Pagel warned of more workplace disruption because of high sickness rates, additional pressures on the NHS, longer waiting times for ambulances and in Accident & Emergency and record numbers of people awaiting routine treatment.
More people will also get Long COVID. Pagel noted the ONS had recorded as many as 600,000 people reporting persistent symptoms from infection with the Omicron variant alone. Overall, there are 2 million people with Long COVID, over 800,000 for more than a year and 376,000 for over two years. Five percent of workers in healthcare report ongoing symptoms, while 10,000 NHS workers have been laid low for more than three months with long COVID.
In the face of this ongoing public health danger, from the disease itself and the consequential collapse in health provision, the response of the British ruling class has been to press on with ending whatever minimal mitigation measures have remained in place.
Professor Jill Pell, director of Glasgow University’s Institute of Health & Wellbeing, warned the Scottish parliament's COVID-19 Recovery Committee that three of four “prongs” to curb infection have been removed.
“We have taken away the non-pharmaceutical interventions, such as the requirement for social distancing and mandatory facial coverings. We have also removed access to mass testing—that needs to be acknowledged—and we have removed the idea of having a supported shielding list. Therefore, we are left solely with vaccination.”

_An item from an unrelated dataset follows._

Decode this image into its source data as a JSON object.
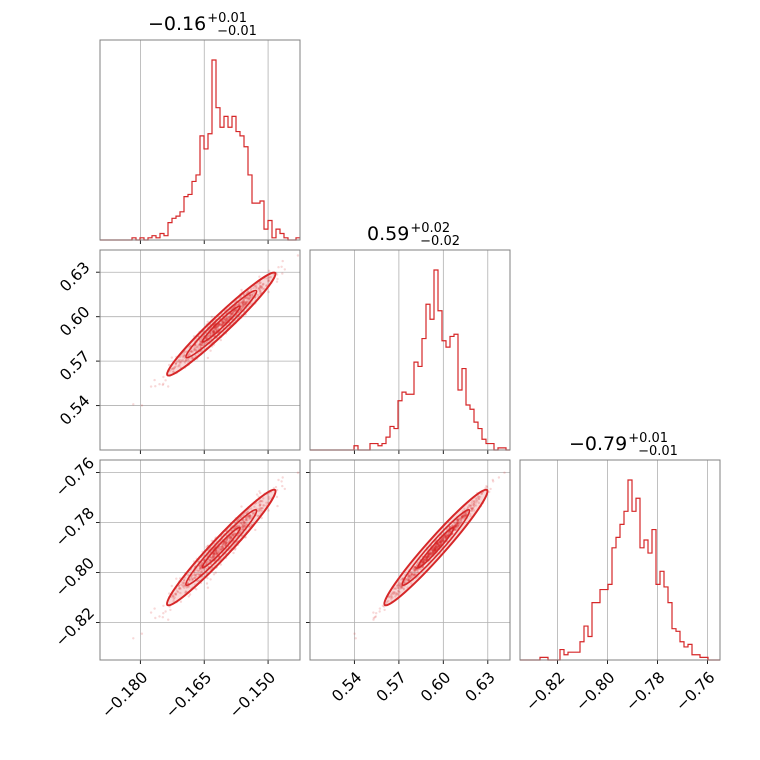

The Scottish National Party government responded with criminal complacency, with First Minister Nicola Sturgeon telling people to “be sensible and take precautions”, suggesting they wear a face covering in crowded indoor places while stressing it was no longer “a requirement”.
All COVID restrictions were removed in Wales in May. Labour First Minister Mark Drakeford claimed at the time, “we can move beyond the emergency response while still living safely with this virus.”
Professor Sir Jonathan Van-Tam, until recently deputy chief medical officer, summarised the Westminster government’s response. He told the BBC, “We just accept in the winter that, if you’ve got seasonal flu and you're poorly for a few days, it disrupts your life. And so I think we’ve got start to frame COVID in a little bit more of those terms,” adding, “people have got to learn to frame those risks for themselves.”
Even as the COVID pandemic enters a new surge, Britain is seeing a rise in monkeypox cases and the re-emergence of polio. There are 910 recorded cases of monkeypox—the bulk in London—with those affected reporting delays in the testing, tracing and vaccination response. Paul Hunter, professor of medicine at the University of East Anglia, commented, “At the moment there is no clear evidence that the current epidemic is coming under control.”
Last Wednesday, the UK Health and Security Agency announced evidence of polio transmission in London, declaring a national incident. Britain was declared polio-free in 2003. But the UKHSA is not planning on testing sewage nationally to establish its prevalence. Professor David Salisbury, from the WHO Global Commission for Certification of Polio Eradication, warned, “Without extensive national environmental poliovirus surveillance, it is not possible to know if this problem is more widespread.”
Bird flu, Lassa fever and Crimean-Congo haemorrhagic fever have all been detected in the UK this year. Professor Mark Woolhouse, University of Edinburgh professor of infectious disease epidemiology, told the Daily Telegraph Sunday, “The early 21st century has been a perfect storm for emerging infectious diseases, and everything is pointing towards the likelihood of more and more outbreaks. All the drivers of outbreaks are getting worse, not better, over time.”